Expert admits his "optimism has proved flawed" as Trump case falls "four months behind" under Cannon

"This was always going to be the concern," national security attorney says

By Tatyana Tandanpolie

Staff Writer

Published November 17, 2023 2:10PM (EST)

Donald Trump | Documents | Mar-a-Lago estate (Photo illustration by Salon/Getty Images)
Donald Trump | Documents | Mar-a-Lago estate (Photo illustration by Salon/Getty Images)

Donald Trump's Florida case on federal charges that he willfully retained classified documents at his Mar-a-Lago club and obstructed justice is running approximately "four months behind" schedule, The Guardian reports. U.S. District Court Judge Aileen Cannon has pushed setting a critical deadline for Trump to submit a notice declaring what classified information he intends to use at trial — which is currently slated for May — until after a hearing next year that almost certainly prevents the pre-trial process from concluding by that time. 

Cannon earlier this month signaled that she was inclined to delay the start of the trial over the potential for scheduling conflicts with Trump's criminal cases in New York and Washington. She issued a delayed pre-trial schedule last week and cemented the delays in her latest order Thursday. The new timetable delays a series of important Classified Information Procedures Act-related hearings, most notably pushing the CIPA Section 4 hearing — to determine whether the special counsel can redact certain information from certain materials turned over to Trump — until February rather than the original October date. 

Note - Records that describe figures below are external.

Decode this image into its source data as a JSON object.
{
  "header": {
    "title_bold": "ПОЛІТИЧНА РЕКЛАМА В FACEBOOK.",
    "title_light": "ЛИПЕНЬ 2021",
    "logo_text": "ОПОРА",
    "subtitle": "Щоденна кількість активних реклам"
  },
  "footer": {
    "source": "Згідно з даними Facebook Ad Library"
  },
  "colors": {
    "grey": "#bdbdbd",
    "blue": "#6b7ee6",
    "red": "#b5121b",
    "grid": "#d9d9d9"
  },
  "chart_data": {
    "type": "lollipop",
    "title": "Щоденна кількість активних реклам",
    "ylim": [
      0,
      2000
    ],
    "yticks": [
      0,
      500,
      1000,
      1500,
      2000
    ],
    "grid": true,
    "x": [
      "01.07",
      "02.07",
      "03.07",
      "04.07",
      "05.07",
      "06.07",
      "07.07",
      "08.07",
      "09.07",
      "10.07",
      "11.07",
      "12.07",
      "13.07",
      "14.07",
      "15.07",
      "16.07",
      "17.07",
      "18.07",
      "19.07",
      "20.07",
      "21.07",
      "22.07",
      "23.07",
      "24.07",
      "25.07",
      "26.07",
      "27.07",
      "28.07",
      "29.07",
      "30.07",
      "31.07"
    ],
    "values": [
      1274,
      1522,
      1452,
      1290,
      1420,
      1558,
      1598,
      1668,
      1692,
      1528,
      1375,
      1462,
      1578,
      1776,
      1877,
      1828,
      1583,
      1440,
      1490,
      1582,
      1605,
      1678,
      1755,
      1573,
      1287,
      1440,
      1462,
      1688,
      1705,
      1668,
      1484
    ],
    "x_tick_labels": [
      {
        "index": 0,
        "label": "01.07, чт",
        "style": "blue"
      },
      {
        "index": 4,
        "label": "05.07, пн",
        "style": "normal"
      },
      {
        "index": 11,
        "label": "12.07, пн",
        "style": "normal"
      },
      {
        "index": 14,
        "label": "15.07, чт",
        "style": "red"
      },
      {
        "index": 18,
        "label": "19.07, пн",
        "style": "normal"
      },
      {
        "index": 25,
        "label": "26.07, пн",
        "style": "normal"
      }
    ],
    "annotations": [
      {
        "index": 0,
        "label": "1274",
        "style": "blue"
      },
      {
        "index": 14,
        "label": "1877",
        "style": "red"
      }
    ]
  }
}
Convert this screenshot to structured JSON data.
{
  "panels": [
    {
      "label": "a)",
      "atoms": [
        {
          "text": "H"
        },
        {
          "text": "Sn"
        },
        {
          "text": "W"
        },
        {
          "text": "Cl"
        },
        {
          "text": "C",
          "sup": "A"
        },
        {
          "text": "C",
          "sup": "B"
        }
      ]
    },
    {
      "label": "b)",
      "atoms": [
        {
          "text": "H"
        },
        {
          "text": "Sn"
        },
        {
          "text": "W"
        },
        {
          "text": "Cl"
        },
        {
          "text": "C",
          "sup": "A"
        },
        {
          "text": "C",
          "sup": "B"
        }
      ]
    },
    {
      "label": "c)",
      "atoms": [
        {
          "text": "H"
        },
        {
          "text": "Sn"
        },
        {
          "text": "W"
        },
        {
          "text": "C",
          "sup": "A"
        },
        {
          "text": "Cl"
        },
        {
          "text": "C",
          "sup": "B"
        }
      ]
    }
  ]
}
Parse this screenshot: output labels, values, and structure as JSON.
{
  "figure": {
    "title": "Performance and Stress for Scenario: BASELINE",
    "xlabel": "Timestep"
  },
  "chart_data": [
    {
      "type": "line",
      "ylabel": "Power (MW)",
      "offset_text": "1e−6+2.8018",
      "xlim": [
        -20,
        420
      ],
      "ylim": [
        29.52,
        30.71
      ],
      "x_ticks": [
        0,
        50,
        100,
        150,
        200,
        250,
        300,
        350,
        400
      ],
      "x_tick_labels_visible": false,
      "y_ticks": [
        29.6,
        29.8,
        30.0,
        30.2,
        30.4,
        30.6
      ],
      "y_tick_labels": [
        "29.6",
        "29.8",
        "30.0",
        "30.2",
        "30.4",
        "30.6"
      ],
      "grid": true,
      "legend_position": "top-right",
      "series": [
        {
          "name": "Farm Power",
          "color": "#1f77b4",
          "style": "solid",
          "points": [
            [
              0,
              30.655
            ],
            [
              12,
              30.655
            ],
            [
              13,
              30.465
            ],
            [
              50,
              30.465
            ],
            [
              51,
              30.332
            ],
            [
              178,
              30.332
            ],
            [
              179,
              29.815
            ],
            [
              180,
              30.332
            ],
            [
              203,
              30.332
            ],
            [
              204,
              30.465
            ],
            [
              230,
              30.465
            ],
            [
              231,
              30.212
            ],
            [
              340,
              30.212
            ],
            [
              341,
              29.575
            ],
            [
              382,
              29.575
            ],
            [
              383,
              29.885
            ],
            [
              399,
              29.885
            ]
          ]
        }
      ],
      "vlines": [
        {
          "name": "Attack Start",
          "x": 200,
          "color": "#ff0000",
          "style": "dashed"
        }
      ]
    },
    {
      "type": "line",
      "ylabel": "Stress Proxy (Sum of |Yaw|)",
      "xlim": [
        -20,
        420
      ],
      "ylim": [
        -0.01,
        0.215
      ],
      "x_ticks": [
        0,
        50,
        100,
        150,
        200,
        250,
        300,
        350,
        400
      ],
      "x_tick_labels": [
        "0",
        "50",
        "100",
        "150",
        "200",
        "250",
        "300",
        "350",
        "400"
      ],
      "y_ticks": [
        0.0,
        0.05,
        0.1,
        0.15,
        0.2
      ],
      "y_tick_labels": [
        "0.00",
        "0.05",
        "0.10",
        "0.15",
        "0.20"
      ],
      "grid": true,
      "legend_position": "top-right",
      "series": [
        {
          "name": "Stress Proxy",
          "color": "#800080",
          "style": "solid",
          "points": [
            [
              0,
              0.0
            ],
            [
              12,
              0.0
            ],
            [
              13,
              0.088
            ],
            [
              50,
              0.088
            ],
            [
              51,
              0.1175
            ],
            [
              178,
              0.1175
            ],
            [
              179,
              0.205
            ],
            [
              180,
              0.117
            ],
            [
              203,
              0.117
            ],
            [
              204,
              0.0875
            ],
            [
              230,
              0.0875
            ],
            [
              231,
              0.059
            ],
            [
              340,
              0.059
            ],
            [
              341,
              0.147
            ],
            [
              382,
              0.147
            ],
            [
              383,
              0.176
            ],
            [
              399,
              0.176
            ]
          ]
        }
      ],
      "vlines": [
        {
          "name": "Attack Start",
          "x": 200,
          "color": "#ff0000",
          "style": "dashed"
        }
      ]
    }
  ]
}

On Thursday, Cannon also rejected a request from the special counsel that she establish a deadline for Trump to submit his CIPA Section 5 notice to state which classified materials he plans to use at trial, declaring that she would only address that at a March 1 hearing to decide future scheduling matters. "My past optimism has proven flawed," national security attorney Bradley Moss acknowledged after previously giving Cannon the benefit of the doubt. "Now I'm concerned," Moss tweeted on Thursday. "This was always going to be the concern, that Judge Cannon would exercise her discretionary trial authority in small ways that when added up would cause delays," fellow national security lawyer Mark Zaid tweeted. "Nothing to really do about that unfortunately."